Он в сердцах крепко выругался, стукнул кулаком о кулак так, что треск раздался, и сморщился от боли. Да, кулакам его сегодня досталось, не следовало бы ему делать таких жестов.
— Ты думал, все кончилось?
— Думал!
— Пока мы только от мафии избавились, и то не до конца. Бежать тебе надо, а мне — оставаться, расхлебывать остатки. Советую бросить ларьки и квартиры или поручить их продажу, что ли, верному человеку, есть такой?
— Найдется.
— И бежать к своим, не теряя времени. Слышишь, Дмитрий, — затормошила его, призадумавшись, — прямо сейчас и отсюда! Ребята, вы — это, так сказать, подразделение довольно малосильное. Обратись
Он смотрел недоверчиво, но с податливой робостью. Его присутствие в городе связывало мне руки, и сгущать краски имело смысл. Переборщить я не опасалась. Пока свежо у него впечатление от происшедшего, верить он мне будет. А что в будущем сомневаться начнет, пусть даже не доехав еще до своих Чебоксар, это меня не волновало.
Выудив из «бардачка» ручку, Дмитрий на клочке бумаги нацарапал несколько цифр и отдал его мне.
— Чебоксарский телефон, — проговорил очень серьезно.
Я оценила его шаг должным образом. Этим он отдавал себя, Веру и Аркадия в мои руки.
— Позвонишь — встретим. Что еще? Подумал, потирая лоб.
— Деньги! — подсказала я. — Деньги для взятки в прокуратуру.
— Сколько?
Опять этот вопрос! Ну не поворачивается у меня язык запросить с них третью шкуру.
— Не знаю, — качаю головой, — но думаю, в разумных пределах, сообразно, конечно, делу.
— Приготовим, ты позвони только. — И замолчал опять. Пора, пора было его спроваживать. Во мне уже тлело нетерпение.
— Едешь? — почти выкрикнула.
— Да, — отрубил он. — До утра из города уберусь. На дачу заверну — бумаги свои забрать.
Я о бумагах твоих помню. Не забываю я о них ни на минуту. И голову уже ломаю — как бы мне там побывать раньше тебя, истребитель бомжей?
— Дачу, Дмитрий, сожгли, — соболезнующим тоном сообщаю ему. — Сгорела она дотла. Я раньше тебя очнулась, видела.
Это поразило его, он даже на секунду глаза зажмурил.
— Не переживай! — попыталась успокоить. — Жизнь дороже, наживешь еще!
Он понял мою двусмысленность по-своему и приободрился:
— Наживу! — согласился со злой уверенностью. — Постараюсь!
На этом мы с ним расстались. Пожали на прощание руки, а когда рукопожатие затянулось, я позволила нам хороший поцелуй на память.
Склонившись над его коленями, я сама открыла защелку двери, распахнула ее для него. Уходя, он несколько раз обернулся. Я взглядом проводила его до подъезда и, запустив двигатель, медленно выехала со двора.
В третий раз я проехала мимо сторожки Ефимыча по ухабам плохой дороги между штакетниками, мимо сарайчиков и особняков.

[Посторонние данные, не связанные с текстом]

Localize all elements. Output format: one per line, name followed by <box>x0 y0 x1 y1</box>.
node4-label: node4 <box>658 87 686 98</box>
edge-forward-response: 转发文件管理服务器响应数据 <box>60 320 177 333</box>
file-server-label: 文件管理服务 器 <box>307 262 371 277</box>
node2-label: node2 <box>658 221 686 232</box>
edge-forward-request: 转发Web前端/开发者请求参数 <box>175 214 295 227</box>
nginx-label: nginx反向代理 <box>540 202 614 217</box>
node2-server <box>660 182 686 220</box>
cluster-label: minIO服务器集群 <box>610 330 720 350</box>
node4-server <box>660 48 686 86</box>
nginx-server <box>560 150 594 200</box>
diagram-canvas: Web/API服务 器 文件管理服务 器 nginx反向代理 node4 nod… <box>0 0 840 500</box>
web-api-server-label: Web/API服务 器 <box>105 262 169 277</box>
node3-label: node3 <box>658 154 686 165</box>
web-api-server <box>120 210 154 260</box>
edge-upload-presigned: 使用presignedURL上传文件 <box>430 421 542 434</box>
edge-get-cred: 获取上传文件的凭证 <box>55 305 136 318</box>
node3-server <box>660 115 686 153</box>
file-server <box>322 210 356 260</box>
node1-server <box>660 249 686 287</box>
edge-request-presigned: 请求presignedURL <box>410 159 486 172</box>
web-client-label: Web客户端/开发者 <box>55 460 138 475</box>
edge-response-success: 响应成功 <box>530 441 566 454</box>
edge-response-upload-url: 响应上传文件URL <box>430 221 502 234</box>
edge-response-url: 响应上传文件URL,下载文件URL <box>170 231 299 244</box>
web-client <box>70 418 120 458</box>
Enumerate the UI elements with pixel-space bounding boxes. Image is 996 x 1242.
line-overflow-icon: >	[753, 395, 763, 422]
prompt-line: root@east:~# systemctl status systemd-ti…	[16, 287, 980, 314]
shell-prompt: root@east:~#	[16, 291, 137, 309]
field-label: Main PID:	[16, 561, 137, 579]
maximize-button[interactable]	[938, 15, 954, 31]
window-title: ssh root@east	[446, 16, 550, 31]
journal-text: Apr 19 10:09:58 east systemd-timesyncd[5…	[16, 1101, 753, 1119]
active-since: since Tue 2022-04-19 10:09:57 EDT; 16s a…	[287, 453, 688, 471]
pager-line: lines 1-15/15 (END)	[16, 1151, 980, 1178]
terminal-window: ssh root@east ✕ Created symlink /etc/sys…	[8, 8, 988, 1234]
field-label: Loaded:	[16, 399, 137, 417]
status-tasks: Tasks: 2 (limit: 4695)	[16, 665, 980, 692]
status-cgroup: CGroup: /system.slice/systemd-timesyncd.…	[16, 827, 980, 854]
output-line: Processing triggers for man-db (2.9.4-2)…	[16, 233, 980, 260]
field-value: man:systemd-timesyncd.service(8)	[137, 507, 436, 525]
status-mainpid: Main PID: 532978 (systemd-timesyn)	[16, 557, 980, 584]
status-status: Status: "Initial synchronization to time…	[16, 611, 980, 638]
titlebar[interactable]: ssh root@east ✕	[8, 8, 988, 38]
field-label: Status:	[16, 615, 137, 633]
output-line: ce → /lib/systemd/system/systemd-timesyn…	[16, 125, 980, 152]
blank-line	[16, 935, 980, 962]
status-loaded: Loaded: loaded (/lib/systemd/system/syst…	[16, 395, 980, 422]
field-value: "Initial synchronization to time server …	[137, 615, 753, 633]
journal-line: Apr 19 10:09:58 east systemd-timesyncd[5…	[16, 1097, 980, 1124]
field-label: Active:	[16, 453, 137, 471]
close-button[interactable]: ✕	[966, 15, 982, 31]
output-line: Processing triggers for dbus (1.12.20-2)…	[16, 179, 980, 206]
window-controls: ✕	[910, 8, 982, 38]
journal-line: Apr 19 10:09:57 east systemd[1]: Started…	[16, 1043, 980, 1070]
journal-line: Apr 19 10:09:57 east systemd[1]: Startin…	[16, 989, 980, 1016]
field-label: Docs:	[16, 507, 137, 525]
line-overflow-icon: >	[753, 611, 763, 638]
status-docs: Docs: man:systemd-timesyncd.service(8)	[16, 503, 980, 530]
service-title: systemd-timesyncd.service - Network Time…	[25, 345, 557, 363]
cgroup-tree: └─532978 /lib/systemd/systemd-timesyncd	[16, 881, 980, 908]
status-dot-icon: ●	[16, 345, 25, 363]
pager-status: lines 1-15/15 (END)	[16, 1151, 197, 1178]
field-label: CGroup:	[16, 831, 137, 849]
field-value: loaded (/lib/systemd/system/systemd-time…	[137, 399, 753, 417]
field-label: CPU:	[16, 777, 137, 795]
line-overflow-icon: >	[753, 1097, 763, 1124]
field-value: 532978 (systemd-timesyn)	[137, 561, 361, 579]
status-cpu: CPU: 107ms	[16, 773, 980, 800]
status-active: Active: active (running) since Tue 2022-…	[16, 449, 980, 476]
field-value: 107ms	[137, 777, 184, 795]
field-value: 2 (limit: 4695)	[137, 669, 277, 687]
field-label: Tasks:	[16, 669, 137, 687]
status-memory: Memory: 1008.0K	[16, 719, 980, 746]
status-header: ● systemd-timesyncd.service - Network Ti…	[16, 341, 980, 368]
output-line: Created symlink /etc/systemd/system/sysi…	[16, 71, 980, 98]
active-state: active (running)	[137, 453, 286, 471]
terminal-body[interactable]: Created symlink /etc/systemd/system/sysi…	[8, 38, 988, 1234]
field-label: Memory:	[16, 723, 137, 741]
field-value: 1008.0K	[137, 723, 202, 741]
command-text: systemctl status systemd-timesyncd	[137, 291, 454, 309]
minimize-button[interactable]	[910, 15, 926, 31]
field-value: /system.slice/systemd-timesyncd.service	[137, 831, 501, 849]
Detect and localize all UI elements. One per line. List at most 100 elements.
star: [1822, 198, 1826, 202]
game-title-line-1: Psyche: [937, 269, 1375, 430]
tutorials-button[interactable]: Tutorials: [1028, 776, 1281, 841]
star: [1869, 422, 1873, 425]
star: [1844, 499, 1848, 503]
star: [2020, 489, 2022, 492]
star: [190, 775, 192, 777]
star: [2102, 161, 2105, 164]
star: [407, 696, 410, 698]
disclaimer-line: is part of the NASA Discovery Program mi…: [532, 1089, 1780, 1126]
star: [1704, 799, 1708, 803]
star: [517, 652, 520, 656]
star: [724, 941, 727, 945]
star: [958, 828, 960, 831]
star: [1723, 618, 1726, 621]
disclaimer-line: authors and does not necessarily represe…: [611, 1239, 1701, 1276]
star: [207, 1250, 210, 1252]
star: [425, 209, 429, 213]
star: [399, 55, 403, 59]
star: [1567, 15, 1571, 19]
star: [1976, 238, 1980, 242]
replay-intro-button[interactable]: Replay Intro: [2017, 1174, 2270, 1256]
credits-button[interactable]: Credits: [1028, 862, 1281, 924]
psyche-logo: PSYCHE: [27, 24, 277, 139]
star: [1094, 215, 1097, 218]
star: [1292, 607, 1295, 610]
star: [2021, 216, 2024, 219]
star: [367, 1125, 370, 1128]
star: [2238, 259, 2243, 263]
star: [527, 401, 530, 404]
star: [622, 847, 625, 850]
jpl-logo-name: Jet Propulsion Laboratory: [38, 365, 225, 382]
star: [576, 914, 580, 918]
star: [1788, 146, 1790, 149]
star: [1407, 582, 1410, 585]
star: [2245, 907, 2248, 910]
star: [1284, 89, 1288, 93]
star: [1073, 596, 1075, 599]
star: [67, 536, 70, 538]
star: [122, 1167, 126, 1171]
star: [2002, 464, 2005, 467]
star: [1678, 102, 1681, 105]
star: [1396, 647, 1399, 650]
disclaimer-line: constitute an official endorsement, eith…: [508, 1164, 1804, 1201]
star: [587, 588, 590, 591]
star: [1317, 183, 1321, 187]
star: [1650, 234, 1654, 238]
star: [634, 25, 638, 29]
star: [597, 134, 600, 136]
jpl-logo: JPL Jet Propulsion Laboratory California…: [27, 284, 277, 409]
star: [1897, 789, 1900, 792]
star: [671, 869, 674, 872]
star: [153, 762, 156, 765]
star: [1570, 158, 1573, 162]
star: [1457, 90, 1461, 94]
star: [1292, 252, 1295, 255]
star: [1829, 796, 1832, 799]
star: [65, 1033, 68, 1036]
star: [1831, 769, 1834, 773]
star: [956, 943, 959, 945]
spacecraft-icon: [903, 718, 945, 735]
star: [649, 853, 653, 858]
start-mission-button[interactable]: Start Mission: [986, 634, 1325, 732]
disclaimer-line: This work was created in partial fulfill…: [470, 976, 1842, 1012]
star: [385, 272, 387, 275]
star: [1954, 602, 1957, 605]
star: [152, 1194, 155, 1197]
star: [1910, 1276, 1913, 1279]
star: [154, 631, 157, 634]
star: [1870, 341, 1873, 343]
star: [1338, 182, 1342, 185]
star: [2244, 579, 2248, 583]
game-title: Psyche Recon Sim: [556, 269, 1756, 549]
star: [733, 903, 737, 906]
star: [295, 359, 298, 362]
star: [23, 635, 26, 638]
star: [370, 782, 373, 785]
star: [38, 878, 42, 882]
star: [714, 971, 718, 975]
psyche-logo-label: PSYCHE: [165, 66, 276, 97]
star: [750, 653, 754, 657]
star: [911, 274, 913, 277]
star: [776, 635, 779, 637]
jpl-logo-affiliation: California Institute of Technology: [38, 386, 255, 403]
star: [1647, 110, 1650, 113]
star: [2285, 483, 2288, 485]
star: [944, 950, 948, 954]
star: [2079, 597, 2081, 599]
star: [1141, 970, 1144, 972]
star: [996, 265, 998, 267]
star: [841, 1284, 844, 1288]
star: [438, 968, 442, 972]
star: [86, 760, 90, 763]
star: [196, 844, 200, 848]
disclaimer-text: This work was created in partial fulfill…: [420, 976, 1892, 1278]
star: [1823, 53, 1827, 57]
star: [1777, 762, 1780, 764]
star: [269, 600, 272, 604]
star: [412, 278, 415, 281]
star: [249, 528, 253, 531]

Дача Филипповых представлялась мне сейчас неким отправным пунктом, началом развития событий очередной главы дела о кассе ювелира. Эта глава, при отсутствии дачи, обещала быть последней.
«Девятка» кралась, покачиваясь на ухабах, с погашенными фарами, с работающим на пониженных оборотах двигателем. Я очень надеялась, что происшедшие здесь военные действия, завершившиеся пожаром, и, возможно, последовавшие за этим визиты официальных лиц, по ходу деятельности обязанных интересоваться происшествиями такого рода, утомили недреманные очи Ефимыча, притупили его бдительность, и он не заметит или не обратит внимания на машину, сверхосторожно проползшую мимо. Как бы там ни было, но в глубь дачного массива я проникла беспрепятственно.